DRIVING is like sex: young people think older people shouldn’t do it, and they have no idea how much better you get at it when you have the benefit of experience.

I was amused to read recently, on an internet forum called Shout Out Swindon, an interesting suggestion for improving road safety, which is to force everybody to re-take their driving test when they reach their 50th birthday, presumably to make sure their mind and their body are still up to it at such an advanced age.

This was the idea of one young lady who clearly failed to understand which age group actually poses the biggest danger on the roads, and understood even less about what happens to people when they pass the big five-0.

It’s true that a few over-50s may not be as agile, either physically and mentally, as younger drivers, but in some cases they are actually fitter than those young enough to be their children or grandchildren.

So there is no earthly reason for re-testing them, simply because they’ve reached an arbitrary age.
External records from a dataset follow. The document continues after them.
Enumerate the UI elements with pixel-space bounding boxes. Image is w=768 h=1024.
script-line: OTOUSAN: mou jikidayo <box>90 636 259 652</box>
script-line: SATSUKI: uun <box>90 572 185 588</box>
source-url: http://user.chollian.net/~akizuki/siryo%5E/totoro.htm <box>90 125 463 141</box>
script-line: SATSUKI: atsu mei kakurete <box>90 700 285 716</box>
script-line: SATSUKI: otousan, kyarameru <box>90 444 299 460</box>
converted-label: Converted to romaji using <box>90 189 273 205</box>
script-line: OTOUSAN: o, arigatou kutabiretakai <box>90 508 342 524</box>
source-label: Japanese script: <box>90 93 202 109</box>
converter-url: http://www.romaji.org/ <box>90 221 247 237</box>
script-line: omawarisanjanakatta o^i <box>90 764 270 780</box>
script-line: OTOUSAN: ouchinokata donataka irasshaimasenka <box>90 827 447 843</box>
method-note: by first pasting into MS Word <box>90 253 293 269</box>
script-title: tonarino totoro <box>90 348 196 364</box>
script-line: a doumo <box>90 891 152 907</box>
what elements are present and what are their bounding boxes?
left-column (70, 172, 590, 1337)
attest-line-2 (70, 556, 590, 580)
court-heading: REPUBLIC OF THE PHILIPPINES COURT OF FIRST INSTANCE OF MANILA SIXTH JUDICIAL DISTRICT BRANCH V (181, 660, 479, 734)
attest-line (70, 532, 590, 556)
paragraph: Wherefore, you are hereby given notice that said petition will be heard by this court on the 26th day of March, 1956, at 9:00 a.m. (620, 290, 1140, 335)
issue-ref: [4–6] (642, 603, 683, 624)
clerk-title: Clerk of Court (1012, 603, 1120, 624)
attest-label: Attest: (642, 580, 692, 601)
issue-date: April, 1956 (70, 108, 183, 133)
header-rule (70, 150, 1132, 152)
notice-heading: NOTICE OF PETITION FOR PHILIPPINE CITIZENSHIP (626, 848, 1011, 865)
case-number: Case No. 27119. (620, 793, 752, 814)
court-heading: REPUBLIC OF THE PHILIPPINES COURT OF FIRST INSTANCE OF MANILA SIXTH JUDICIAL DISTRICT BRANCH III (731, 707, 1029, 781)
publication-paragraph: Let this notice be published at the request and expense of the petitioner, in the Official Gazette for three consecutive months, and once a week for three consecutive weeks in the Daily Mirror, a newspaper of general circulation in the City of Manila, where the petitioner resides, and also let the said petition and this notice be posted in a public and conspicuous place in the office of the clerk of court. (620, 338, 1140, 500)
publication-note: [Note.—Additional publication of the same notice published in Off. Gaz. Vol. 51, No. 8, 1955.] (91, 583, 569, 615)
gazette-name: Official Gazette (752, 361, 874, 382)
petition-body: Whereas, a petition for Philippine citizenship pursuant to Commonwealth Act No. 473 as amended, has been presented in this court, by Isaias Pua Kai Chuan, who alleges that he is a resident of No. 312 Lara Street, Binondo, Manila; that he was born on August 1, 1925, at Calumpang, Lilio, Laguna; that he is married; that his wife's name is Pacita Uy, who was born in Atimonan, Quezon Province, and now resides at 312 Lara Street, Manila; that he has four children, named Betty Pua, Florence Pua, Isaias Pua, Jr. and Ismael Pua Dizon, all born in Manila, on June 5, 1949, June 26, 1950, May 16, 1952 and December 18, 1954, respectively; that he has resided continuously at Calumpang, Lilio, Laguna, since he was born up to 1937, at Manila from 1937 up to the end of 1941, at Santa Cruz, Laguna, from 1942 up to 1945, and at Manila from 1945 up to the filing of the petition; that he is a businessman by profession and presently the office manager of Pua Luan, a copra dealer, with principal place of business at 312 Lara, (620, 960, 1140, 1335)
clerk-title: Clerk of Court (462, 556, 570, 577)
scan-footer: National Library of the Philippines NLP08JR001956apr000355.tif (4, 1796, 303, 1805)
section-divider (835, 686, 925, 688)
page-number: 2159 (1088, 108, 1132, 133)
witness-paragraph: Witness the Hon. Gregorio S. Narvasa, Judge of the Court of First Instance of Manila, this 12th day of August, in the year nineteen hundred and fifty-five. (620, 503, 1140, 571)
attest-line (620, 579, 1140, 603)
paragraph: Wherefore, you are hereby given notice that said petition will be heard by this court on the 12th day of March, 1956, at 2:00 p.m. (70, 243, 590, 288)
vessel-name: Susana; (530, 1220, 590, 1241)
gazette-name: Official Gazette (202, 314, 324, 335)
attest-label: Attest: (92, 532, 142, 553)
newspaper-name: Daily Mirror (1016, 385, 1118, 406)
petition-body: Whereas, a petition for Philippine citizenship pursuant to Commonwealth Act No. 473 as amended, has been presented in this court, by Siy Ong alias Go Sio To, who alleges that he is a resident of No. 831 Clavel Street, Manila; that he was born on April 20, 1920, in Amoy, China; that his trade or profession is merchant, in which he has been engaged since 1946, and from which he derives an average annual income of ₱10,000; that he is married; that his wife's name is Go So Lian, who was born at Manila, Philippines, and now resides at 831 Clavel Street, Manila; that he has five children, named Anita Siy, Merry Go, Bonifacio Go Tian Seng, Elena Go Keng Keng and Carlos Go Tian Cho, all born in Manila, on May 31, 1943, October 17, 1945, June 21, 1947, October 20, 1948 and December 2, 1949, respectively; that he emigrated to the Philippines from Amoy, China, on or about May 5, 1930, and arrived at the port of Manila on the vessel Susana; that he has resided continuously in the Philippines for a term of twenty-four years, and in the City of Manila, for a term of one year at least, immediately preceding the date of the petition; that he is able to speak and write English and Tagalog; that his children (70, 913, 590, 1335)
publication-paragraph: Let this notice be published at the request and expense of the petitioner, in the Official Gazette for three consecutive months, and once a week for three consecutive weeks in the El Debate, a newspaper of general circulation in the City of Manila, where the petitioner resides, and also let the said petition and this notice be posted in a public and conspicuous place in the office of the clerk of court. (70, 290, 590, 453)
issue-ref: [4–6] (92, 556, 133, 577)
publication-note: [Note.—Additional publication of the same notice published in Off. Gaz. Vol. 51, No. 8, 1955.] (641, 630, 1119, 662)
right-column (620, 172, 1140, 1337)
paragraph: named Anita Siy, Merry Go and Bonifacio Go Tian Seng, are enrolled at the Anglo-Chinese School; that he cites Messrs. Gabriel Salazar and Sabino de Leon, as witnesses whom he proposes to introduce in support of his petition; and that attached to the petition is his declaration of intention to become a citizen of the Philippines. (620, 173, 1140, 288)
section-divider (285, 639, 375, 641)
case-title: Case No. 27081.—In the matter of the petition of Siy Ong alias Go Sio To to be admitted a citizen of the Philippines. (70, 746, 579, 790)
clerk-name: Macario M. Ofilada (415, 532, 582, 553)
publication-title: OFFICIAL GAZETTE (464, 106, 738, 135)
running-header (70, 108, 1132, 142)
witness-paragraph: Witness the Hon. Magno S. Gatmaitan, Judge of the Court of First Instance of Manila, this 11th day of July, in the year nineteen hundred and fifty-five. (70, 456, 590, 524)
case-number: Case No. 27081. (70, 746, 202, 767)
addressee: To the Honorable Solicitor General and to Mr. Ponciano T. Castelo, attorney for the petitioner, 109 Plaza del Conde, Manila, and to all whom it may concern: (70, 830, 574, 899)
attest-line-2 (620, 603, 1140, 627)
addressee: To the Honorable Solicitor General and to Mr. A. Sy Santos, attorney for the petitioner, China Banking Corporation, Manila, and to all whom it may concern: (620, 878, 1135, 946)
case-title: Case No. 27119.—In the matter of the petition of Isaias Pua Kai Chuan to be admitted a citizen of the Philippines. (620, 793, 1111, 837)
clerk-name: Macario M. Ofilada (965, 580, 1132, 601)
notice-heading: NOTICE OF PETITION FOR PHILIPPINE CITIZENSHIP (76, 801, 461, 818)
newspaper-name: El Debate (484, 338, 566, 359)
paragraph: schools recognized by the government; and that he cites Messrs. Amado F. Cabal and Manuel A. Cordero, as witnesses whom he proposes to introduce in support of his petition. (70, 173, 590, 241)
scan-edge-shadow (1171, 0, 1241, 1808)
It might weed out a few who have fallen into bad habits and forgotten the good ones they were taught years ago, but the benefit would be minimal.

And if the idea is that re-taking your test would refresh you with all the knowledge you need to be a good driver, that doesn’t add up, either.

That’s because the people who are most likely to cause not just minor accidents but major ones are actually the ones who haven’t long passed their tests.

Besides, there is independent evidence to show that, if anything, drivers get better as they pass the 50 milestone.

Insurance companies give us cheap premiums when we reach 50 for a reason, and it’s not because they think we deserve a birthday present or some kind of consolation for our receding hairlines. Compared with the kings’ ransoms that young people have to pay to insure themselves every year, the charge they make for insuring us is tiny, which obviously means that we are a comparatively tiny risk.

Another mistake that young people make about the over 50s is thinking we drive more slowly because we are incapable of pushing our feet on the accelerator, and that slow somehow means doddery. On the contrary, it means more careful, more courteous and therefore safer.

Not that driving is just about getting from A to B in one piece. It’s also important to think of the impact that taking away someone’s driving licence might have.

To lots of people, including the elderly, a licence can be a lifeline to the outside world and, even more importantly, a boost to their independence, confidence and self-reliance, and perhaps even their self-esteem.

Ironically, you could even say that carrying on driving keeps some people young.

To be fair, if any young person actually believes that over-50s need to be checked to make sure they are still capable, it’s surely more to do with their perception of age than prejudice.

When you’re young, anybody more than twice your age seems old, and we know from our own experience that reaching the grand old age of 50 is all but unimaginable when you’re a teenager. So how can young people have any perception of what we are or aren’t capable of?

My bones may now ache and creak, I may be so old that I can even remember back to when England won the World Cup, and I may be only a month short of my 53rd birthday, but that doesn’t mean I’m past it.

And I haven’t forgotten how to drive properly, either.